Selecting the previous window-local tab is the same as typing C-x
LEFT (previous-buffer
), selecting the next tab is the
same as C-x RIGHT (next-buffer
). Both commands
support a numeric prefix argument as a repeat count.
You can customize the variable tab-line-tabs-function
to define
the preferred contents of the tab line. By default, it displays all
buffers previously visited in the window, as described above. But you
can also set it to display a list of buffers with the same major mode
as the current buffer, or to display buffers grouped by their major
mode, where clicking on the mode name in the first tab displays a list
of all major modes where you can select another group of buffers.

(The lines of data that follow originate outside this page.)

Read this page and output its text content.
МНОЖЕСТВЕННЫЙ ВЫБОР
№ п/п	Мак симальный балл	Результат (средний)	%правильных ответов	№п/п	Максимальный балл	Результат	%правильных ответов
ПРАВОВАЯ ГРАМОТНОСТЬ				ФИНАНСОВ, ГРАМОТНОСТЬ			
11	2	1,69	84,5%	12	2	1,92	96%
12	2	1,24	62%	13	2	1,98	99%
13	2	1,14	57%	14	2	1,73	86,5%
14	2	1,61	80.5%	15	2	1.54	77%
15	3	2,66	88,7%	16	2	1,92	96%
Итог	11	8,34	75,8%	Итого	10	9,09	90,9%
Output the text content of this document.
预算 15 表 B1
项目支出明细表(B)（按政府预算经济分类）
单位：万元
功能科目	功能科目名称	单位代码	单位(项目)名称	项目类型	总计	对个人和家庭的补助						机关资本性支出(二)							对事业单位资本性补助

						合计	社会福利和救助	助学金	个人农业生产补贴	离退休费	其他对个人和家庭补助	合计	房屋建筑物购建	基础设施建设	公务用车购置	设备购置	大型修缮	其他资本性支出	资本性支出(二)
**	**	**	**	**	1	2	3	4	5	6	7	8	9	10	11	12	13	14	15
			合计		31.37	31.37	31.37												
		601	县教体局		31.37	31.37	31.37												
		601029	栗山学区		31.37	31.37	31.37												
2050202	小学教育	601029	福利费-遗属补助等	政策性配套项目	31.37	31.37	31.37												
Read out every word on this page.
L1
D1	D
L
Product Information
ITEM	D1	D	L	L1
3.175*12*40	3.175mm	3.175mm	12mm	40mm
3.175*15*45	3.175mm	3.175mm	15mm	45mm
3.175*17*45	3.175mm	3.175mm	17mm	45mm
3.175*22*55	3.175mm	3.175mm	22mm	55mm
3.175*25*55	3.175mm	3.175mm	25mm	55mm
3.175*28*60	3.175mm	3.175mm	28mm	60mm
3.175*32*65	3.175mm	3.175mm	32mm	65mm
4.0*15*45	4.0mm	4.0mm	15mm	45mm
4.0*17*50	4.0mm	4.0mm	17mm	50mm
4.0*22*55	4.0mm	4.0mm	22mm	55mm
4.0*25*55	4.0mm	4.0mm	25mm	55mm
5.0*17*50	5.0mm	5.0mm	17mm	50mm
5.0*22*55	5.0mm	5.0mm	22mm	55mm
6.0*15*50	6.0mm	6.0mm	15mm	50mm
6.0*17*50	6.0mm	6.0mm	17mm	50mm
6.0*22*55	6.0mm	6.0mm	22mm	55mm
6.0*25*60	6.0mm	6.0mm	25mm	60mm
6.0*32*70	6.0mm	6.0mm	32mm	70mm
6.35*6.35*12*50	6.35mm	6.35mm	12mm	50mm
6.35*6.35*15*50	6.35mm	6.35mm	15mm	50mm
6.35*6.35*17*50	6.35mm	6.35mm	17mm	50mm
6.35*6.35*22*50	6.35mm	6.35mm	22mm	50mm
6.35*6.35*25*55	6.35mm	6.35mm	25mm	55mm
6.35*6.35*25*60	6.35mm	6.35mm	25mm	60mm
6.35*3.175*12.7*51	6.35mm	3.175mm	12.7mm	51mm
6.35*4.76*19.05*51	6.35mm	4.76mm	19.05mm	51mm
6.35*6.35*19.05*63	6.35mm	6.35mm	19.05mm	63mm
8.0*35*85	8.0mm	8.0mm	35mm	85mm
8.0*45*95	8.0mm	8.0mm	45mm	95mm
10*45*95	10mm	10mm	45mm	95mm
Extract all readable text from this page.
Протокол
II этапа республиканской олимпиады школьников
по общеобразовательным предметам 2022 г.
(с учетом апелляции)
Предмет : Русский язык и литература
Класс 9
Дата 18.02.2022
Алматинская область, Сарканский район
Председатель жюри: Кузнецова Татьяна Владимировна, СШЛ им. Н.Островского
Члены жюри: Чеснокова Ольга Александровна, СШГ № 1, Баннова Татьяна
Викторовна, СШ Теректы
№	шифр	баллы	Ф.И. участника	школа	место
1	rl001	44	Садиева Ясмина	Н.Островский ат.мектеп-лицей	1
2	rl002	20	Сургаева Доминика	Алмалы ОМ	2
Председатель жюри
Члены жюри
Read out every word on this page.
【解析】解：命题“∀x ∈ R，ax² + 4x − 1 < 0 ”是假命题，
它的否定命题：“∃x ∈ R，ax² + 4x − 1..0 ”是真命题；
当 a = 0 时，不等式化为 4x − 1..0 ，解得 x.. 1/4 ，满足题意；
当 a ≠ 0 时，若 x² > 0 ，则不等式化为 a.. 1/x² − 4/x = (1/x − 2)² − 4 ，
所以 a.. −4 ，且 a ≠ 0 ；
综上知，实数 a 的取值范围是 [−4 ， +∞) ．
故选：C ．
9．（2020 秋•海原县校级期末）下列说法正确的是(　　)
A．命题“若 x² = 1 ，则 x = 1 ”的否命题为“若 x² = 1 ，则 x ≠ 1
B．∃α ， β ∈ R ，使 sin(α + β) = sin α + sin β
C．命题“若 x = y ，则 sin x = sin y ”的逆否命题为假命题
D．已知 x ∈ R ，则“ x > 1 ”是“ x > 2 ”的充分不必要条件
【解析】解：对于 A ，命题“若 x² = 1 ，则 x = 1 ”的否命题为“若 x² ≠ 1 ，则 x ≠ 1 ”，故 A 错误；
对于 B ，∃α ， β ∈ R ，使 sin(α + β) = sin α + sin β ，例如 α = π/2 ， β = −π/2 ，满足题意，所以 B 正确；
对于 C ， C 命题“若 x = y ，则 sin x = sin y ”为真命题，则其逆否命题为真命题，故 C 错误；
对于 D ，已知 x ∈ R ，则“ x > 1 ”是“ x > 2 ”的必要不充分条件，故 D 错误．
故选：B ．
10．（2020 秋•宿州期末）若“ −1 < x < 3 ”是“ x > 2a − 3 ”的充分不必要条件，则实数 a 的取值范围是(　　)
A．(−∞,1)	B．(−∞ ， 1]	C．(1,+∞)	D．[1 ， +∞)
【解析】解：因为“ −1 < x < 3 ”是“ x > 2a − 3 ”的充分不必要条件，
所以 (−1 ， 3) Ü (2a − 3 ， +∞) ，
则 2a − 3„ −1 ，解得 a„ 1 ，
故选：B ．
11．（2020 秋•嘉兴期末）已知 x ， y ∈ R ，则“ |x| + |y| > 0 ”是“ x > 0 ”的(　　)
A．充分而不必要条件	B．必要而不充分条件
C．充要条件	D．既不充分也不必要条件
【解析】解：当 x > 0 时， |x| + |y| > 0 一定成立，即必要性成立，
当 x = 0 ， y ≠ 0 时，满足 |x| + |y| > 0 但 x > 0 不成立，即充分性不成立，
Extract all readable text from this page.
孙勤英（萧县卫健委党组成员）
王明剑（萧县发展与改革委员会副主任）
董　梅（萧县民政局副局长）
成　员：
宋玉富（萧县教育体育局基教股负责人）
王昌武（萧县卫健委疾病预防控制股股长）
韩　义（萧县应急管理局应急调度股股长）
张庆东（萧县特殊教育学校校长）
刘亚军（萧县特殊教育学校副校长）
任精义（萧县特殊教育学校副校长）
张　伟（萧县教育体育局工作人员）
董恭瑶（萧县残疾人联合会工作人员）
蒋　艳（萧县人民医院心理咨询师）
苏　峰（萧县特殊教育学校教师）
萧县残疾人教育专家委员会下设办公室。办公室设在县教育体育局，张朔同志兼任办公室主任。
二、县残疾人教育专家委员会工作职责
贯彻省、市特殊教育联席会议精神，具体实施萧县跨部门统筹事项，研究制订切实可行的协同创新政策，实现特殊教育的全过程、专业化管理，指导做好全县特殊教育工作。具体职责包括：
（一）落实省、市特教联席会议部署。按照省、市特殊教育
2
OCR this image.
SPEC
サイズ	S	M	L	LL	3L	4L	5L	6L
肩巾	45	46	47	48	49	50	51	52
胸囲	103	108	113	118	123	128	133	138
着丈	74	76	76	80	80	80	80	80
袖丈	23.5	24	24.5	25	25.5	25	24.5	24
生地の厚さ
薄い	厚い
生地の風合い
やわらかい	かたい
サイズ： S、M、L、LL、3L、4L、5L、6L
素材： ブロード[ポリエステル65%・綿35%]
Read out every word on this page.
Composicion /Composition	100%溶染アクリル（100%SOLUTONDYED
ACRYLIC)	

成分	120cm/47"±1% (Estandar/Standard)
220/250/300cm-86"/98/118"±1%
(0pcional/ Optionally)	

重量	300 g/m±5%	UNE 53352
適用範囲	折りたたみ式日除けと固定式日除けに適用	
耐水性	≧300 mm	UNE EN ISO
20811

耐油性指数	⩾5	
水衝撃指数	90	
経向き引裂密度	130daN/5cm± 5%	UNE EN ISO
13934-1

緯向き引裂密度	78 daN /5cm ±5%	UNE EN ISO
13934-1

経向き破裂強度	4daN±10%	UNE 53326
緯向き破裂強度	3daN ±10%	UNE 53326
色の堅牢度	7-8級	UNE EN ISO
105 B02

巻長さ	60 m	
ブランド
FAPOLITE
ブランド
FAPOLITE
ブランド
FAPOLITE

Note that the Tab Line is different from the Tab Bar (see Tab Bars). Whereas tabs on the Tab Bar at the top of each frame are used to switch between window configurations containing several windows with buffers, tabs on the Tab Line at the top of each window are used to switch between buffers in the window.
Also note that the tab line displays in the same space as the window
tool bar, so only one of them can be displayed at any given time, unless
you customize the value of tab-line-format
in Lisp to add
(:eval (tab-line-format))
to tab-line-format
.
See Mode Line Format in The Emacs Lisp Reference Manual.